Chicago Board of Trade (CBOT) March corn settled down 4-3/4 cents at $3.76-1/2 a bushel (all figures US$). March soybeans ended down 5-3/4 cents at $9.15-1/4 a bushel and March wheat finished down 1/4 cent at $5.16-1/2 a bushel.
Corn was pressured in part by the Buenos Aires Grains Exchange raising its estimate of Argentina’s corn crop to 45 million tonnes, from 43 million previously, citing better-than-expected yields.
The exchange kept its Argentine soybean crop estimate unchanged at 53 million tonnes, despite weeks of heavy rains that had raised concerns about the oilseed crop.
Corn was also seen by some as less vulnerable to damage.
“All that water sitting there, it probably helps soil moisture. So I think that’s why you are seeing that corn estimate go up,” Matt Connelly, analyst at the Hightower Report in Chicago.
Technical selling also pressured corn.

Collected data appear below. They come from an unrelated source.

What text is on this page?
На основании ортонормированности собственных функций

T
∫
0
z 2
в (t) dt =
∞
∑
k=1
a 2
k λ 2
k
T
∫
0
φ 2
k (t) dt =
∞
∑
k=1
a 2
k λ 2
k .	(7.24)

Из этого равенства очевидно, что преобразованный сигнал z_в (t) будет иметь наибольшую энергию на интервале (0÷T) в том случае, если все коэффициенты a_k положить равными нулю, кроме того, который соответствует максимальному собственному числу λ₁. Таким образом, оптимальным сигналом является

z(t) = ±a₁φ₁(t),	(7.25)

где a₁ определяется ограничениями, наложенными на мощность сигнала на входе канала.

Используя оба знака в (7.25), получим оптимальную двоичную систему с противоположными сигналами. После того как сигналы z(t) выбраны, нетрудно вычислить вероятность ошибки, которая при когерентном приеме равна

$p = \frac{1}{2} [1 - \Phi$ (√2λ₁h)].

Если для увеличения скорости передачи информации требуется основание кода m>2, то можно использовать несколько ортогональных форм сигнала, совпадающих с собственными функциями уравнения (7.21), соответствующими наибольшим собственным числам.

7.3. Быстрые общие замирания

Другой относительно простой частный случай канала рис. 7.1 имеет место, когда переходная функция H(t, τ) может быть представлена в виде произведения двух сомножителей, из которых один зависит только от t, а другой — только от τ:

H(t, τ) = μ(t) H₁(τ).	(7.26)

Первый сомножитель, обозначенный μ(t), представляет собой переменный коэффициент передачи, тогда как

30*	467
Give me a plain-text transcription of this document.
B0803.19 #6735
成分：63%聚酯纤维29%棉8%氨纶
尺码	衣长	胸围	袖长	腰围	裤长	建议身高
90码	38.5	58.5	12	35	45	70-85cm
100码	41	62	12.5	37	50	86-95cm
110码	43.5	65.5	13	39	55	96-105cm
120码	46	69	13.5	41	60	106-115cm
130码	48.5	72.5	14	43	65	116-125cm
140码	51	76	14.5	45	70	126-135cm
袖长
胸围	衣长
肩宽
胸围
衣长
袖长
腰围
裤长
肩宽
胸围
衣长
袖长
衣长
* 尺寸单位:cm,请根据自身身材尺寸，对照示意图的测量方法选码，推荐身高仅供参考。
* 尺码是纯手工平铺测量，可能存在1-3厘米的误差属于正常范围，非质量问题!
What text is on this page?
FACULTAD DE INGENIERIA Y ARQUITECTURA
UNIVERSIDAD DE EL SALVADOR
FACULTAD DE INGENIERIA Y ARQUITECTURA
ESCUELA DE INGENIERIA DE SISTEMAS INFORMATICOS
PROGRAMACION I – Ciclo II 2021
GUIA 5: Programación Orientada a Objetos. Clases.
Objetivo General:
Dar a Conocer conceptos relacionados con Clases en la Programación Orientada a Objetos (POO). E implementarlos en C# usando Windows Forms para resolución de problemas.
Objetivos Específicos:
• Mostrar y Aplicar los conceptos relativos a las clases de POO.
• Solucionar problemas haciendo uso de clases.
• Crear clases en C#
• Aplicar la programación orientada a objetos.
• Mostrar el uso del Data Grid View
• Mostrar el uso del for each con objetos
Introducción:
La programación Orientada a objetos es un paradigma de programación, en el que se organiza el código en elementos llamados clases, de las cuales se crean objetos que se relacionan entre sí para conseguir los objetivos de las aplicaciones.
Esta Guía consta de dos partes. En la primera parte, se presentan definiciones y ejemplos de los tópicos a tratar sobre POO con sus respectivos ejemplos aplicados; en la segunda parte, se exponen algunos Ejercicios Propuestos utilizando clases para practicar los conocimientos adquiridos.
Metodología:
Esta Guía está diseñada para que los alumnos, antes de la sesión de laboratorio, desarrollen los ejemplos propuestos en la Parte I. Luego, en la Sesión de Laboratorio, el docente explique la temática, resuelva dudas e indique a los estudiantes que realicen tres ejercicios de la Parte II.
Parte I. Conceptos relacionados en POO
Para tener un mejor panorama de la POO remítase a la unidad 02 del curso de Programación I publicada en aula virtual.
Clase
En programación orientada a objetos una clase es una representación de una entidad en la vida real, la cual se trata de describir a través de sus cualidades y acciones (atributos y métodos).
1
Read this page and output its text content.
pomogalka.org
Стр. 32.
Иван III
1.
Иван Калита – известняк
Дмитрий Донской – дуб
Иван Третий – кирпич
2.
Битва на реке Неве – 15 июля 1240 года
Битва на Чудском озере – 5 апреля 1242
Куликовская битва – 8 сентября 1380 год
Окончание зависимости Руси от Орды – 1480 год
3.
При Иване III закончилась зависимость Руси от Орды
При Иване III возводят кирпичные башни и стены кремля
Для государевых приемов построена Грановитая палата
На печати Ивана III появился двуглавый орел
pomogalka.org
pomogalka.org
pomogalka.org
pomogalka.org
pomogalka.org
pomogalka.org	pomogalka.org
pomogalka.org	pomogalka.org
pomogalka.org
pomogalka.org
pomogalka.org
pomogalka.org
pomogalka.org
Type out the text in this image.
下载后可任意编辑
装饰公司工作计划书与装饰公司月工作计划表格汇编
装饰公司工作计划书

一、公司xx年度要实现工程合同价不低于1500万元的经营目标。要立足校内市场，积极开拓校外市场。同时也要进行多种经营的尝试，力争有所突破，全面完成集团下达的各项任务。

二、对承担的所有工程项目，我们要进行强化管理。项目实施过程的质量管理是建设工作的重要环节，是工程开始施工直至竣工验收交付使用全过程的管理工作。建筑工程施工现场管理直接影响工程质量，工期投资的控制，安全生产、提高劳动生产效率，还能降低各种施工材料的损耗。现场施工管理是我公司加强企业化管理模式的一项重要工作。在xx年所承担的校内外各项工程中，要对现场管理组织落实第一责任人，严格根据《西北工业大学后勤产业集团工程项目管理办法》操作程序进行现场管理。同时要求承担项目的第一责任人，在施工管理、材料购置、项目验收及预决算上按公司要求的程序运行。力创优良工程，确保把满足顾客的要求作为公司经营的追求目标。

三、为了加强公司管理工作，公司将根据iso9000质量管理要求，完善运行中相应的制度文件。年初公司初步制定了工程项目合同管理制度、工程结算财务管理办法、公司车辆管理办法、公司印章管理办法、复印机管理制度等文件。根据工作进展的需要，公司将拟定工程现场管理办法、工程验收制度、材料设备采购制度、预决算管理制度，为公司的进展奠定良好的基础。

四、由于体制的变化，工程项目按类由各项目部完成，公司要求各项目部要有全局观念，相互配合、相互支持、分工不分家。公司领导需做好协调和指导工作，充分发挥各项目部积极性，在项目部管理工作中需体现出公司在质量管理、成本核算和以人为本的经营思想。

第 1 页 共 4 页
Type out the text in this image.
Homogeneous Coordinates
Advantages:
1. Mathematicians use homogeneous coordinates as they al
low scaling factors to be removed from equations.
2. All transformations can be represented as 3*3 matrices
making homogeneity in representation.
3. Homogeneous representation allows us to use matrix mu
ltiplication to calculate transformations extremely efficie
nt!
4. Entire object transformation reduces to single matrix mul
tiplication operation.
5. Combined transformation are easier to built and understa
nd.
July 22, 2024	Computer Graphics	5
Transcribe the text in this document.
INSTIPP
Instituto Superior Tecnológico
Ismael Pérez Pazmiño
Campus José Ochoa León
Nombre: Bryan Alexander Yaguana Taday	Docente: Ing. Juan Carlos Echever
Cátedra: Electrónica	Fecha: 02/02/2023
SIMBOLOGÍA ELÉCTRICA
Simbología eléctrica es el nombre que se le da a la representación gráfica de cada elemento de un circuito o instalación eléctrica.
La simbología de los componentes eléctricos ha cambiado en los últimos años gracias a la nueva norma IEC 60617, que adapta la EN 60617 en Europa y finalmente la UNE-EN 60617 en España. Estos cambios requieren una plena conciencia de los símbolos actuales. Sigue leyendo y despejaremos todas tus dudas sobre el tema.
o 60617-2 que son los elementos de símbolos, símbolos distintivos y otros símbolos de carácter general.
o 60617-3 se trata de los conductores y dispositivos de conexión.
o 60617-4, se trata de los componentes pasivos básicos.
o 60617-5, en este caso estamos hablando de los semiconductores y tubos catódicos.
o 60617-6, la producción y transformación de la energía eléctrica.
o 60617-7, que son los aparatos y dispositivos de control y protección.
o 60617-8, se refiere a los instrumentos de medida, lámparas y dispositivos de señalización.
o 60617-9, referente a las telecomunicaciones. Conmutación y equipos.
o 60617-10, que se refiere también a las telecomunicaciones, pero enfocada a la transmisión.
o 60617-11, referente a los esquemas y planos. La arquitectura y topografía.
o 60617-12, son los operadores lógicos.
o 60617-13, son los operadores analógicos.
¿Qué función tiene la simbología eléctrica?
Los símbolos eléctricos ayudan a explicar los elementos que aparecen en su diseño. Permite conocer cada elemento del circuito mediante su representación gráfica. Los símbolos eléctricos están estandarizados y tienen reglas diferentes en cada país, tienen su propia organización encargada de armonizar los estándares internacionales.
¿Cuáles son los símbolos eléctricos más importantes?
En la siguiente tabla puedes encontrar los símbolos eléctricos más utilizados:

The March contract turned lower after failing to top Wednesday’s one-week high of $3.81-1/2.
The U.S. Department of Agriculture (USDA) reported export sales of U.S. corn in the week to Dec. 20 at 1.75 million tonnes (old- and new-crop years combined), above trade expectations for 1.05 million to 1.6 million tonnes.
The export sales release was USDA’s first since a month-long partial government shutdown suspended the reports.
CBOT soybeans closed lower as the market awaited developments from U.S. trade talks with China, the world’s top soy importer.
President Donald Trump said he will meet with Chinese President Xi Jinping soon to try to seal a comprehensive trade deal as the top U.S. trade negotiator reported “substantial progress” in two days of high-level talks.
CBOT wheat futures followed corn and soybeans lower, but pared losses toward the close of the last trading session of the month.
Wheat drew underlying support from worries about dry weather in Australia. Its western coast is facing hot, dry weather over the next three months, the country’s meteorology bureau said, denting the outlook for wheat production in the world’s fourth-largest exporter.